Even if a property is located at an address that is itself well-insulated from flooding or wildfire, it may still lose value. “A real estate investor can harden an asset against flooding and future-proof to some extent, but if the road in is flooded all the time, it’s not so resilient,” says Taylor. Boland adds that there are demand risks to consider too. “What is a beach destination without the beach? If that beach were at risk due to climate factors, what would that do to valuations across the local urban market?”

Jonathan Miller is the CEO of US-based real estate appraisers Miller Samuel Inc. His company was directly involved with the aftermath of Hurricane Sandy and the damage it did to property on Long Island, New York a decade ago. He says that while the storm and its flooding had a severe impact on the area, property prices remained relatively stable. 

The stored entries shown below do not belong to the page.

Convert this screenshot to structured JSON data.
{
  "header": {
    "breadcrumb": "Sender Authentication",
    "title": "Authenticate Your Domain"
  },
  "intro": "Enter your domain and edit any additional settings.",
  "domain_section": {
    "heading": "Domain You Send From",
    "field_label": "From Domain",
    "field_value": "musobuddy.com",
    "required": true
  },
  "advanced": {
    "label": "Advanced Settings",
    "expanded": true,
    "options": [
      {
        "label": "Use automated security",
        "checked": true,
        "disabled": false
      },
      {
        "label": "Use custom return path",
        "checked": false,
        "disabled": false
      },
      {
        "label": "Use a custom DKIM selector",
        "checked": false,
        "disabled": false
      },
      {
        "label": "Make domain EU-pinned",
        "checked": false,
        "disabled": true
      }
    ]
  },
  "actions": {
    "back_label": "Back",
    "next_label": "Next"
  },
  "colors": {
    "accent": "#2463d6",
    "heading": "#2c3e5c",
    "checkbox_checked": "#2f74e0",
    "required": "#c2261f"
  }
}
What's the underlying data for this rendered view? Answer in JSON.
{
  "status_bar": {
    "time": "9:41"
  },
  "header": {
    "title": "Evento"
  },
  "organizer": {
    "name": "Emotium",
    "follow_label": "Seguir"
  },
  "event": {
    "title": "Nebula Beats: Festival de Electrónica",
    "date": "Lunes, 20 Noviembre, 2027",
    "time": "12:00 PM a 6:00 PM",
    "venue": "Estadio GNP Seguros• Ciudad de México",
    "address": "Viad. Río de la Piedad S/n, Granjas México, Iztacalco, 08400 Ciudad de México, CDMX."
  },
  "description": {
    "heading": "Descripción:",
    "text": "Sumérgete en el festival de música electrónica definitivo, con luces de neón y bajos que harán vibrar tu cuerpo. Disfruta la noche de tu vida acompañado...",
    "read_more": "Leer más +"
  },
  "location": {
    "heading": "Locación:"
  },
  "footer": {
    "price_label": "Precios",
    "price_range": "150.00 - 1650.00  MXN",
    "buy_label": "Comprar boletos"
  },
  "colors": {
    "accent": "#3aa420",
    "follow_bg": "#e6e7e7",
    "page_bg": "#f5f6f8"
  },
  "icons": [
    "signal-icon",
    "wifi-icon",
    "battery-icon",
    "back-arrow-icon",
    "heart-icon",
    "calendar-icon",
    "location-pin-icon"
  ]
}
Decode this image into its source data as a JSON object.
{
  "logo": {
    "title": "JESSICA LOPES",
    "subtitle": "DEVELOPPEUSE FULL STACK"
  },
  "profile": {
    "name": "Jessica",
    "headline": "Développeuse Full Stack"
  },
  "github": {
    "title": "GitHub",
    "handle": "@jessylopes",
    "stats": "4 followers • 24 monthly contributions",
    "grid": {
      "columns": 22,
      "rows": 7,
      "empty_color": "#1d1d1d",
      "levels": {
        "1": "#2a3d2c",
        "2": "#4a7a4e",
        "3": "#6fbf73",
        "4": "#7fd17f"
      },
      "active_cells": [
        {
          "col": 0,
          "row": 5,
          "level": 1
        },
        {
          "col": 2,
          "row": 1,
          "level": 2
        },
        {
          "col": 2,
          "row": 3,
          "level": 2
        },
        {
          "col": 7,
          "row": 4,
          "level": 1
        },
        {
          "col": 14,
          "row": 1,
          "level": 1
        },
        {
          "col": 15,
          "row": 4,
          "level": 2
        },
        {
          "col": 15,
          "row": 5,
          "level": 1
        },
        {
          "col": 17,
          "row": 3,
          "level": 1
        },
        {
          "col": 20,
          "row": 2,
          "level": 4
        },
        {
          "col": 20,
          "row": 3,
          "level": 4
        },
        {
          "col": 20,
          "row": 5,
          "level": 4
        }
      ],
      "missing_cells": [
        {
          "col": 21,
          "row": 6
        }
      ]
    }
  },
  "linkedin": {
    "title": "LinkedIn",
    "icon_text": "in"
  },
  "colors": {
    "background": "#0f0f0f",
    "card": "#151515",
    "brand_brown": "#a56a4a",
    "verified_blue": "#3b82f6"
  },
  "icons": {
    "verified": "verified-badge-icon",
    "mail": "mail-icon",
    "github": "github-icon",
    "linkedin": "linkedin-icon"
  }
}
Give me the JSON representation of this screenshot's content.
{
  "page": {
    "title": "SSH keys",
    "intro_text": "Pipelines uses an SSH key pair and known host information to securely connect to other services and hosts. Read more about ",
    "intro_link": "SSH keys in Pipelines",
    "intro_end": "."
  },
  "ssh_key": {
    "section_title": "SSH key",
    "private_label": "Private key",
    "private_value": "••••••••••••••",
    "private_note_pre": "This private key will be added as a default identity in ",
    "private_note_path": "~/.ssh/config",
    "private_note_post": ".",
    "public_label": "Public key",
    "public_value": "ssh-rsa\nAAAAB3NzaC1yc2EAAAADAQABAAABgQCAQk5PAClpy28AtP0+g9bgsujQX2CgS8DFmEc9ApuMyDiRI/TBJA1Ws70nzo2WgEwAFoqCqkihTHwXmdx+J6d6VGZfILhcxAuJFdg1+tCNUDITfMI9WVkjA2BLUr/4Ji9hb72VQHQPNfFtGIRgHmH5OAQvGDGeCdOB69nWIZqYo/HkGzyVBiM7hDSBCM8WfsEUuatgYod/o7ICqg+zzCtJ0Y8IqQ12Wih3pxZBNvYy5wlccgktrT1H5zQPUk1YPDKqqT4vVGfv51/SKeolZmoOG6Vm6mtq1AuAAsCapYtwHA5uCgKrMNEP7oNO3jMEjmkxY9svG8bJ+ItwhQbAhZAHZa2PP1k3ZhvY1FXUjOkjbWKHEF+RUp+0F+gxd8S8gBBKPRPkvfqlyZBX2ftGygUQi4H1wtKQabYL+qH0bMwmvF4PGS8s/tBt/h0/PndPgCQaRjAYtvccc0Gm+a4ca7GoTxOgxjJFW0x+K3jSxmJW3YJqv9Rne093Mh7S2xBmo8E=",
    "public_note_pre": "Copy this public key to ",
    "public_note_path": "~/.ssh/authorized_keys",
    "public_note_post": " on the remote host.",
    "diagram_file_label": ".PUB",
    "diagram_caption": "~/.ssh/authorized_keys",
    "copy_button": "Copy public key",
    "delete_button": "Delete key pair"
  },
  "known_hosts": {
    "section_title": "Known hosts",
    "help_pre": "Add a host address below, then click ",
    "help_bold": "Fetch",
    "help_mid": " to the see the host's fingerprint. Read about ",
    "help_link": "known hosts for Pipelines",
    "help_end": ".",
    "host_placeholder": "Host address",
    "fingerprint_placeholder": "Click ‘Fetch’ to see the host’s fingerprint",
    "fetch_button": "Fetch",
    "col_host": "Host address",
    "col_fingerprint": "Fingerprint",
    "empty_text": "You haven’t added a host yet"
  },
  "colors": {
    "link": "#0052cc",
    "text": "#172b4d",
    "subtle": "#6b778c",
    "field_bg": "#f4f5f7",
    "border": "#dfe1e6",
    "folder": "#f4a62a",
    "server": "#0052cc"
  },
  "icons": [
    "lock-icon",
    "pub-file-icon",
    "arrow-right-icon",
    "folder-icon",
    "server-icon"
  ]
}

“The market consensus at the time seemed to be that one more 100-year event in the near future would deter future investment and significantly impact housing prices,” he says. “In hindsight, given the limited supply that continues to challenge this market, I doubt that would have been the case.”

Miller says that, because the damage of Hurricane Sandy only had a very short-term impact on property sales, “more than a decade later, the storm has provided limited, if any, additional awareness of the impact of climate change on the future of the housing market.” 

Where capital is going

Despite the risks, investors are still keen on some of the most climate change-threatened markets in America. In their Emerging Trends in Real Estate 2023 report, PwC and ULI surveyed 1,450 real estate professionals, who identified a number of top US real estate investment markets. Out of the top 10, four markets – Tampa/St Petersburg, Raleigh/Durham, Miami, and Charlotte – are located in Florida and North Carolina. These are two of the top four states for acute physical climate risk, according to a February 2023 Moody’s Analytics report. If investors are still targeting these markets, what will it take to move the needle? 

Changes in the capital markets could force property firms to target different areas. “Once we connect the data to the people who are doing the pricing and originating, the cost of debt will change, and that will change investor allocations,” says Boland. Meanwhile, upcoming SEC regulations expected to go into effect this year will require greater transparency around climate risks, potentially impacting investors’ appetites as well.

At the same time, the question of ‘what city will investment flock to next’ might be missing the bigger picture. “We need to think not in terms of high or low risk municipalities, but in terms of urban regions and the adaptability of critical systems, like infrastructure,” Taylor says. “The ecological, financial and broader societal dimensions of climate risks don’t respect neat municipal boundaries.” 

Illustration of a realtor

“Despite it being called global warming, people underestimate the warming” Brodie Boland, partner at McKinsey & Company

Disorganisation and opportunity

The multiple geographies and timelines at play are an important part of what makes finding a solution so hard. It doesn’t help that the response to climate change has been so disorganised. “You see specific actors acting prudently but not working together to act prudently, on durable responses at the appropriate scale,” says Taylor. “I think the answer has to require collaboration, but it will eventually require clear cohesive government guidance, whether that is local or federal.” Repricing, regulation or both, whatever way, a shakeup is coming.

There is a silver lining, though. For those cities that do manage to provide the right mix of regulation, and guidance, becoming insulated from climate risks may pay dividends. “The hopeful note is there is a huge overlap between what you need to do to become resilient and what you need to do to become sustainable,” Boland says. “The dream here is we make our cities more sustainable, livable, prosperous, and resilient.” 

Much like the challenge of becoming more sustainable requires buy-in from governments as well as the private sector, the process of becoming resilient to climate risks takes commitment and coordination from a variety of parties. The necessity of it is less a matter of if than when.